Last trimester exercise! The end is in sight…

At my prenatal exercise class the other night, my teacher told me that the exercise I had been doing in my barre class were actually quite dangerous! I have always loved Barre and anything ballet based, so thought that I’d be okay to continue throughout my pregnancy. I have read many places that if you did a certain exercise before you became pregnant, you’re safe to continue it throughout! Obviously I was so wrong. So no more hip opening pliés and leg raises. However, here are a few of my favourite exercises that I am okay to do in my final month.

Yoga based stretches

I’ve really slowed down my yoga practice as is it has become a lot less dynamic.I do a couple of incredibly modified Sun Salutations to warm up, some side stretches, following with some yoga poses (including the ones mentioned here) and then I end with some pelvic floor work and some light twists.

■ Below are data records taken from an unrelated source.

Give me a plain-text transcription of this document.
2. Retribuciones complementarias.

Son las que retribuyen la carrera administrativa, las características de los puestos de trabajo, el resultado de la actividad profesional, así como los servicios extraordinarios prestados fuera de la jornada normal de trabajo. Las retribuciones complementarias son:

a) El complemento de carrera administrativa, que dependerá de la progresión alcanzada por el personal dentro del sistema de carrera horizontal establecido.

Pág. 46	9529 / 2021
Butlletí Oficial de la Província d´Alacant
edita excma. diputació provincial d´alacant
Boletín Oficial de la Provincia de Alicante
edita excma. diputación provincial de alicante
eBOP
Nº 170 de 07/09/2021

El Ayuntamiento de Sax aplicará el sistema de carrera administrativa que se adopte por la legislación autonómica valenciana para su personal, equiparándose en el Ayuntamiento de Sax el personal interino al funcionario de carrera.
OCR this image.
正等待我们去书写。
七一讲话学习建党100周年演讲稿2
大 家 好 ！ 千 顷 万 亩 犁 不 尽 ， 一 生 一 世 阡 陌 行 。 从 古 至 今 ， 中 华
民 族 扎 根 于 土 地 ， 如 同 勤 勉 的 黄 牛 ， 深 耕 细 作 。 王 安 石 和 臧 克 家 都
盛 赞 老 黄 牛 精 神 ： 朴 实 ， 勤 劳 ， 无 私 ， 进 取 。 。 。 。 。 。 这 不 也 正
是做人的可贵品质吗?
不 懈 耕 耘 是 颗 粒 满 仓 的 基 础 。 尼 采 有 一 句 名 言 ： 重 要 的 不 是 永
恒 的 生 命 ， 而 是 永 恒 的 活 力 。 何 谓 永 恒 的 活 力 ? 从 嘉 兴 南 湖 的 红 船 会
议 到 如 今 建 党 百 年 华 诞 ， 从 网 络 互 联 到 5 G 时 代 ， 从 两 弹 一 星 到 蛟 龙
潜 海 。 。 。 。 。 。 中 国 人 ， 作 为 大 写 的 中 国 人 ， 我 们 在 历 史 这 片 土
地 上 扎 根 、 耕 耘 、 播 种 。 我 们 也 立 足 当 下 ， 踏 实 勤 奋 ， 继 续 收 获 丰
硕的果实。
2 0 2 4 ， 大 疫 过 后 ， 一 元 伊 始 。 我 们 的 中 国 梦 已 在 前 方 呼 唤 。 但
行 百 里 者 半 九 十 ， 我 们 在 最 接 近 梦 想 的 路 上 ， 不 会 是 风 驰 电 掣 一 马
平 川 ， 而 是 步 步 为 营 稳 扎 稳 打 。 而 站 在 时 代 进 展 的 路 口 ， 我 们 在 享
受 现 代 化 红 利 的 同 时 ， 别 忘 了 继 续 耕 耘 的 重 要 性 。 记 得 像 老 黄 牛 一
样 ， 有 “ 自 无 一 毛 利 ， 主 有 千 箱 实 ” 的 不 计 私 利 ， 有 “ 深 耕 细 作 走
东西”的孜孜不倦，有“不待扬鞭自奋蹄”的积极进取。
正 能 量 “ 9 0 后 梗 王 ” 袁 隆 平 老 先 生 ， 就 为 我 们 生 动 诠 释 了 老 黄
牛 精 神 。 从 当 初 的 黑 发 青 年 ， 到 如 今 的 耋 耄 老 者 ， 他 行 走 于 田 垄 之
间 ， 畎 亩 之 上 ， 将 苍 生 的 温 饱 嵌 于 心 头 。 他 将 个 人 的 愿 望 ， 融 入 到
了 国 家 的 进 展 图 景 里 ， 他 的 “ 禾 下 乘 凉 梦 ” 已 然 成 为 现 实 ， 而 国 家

I am generally unable to go straight into Downward Dog without first putting my knees on the mat. I still find it great for stretching out my calves which have become so tight with the extra weight.

FullSizeRender 5As you can see, it is a very short Downward Dog as I am really trying to get into the lower calf muscle, the soleus, as I feel that it is so tight it’s causing crazy heel pain! A complete self-diagnosis, but it really seems to help me. Also, I can see from this photo that my arms are not straight-I think it was because I was about to come down as there was a huge amount of uncomfortable moving around going on in my uterus!

 

Another favourite is the wide-legged squat, which I am also hoping to use during labour. I’ve always loved this pose anyway as my inner thighs get such a great stretch.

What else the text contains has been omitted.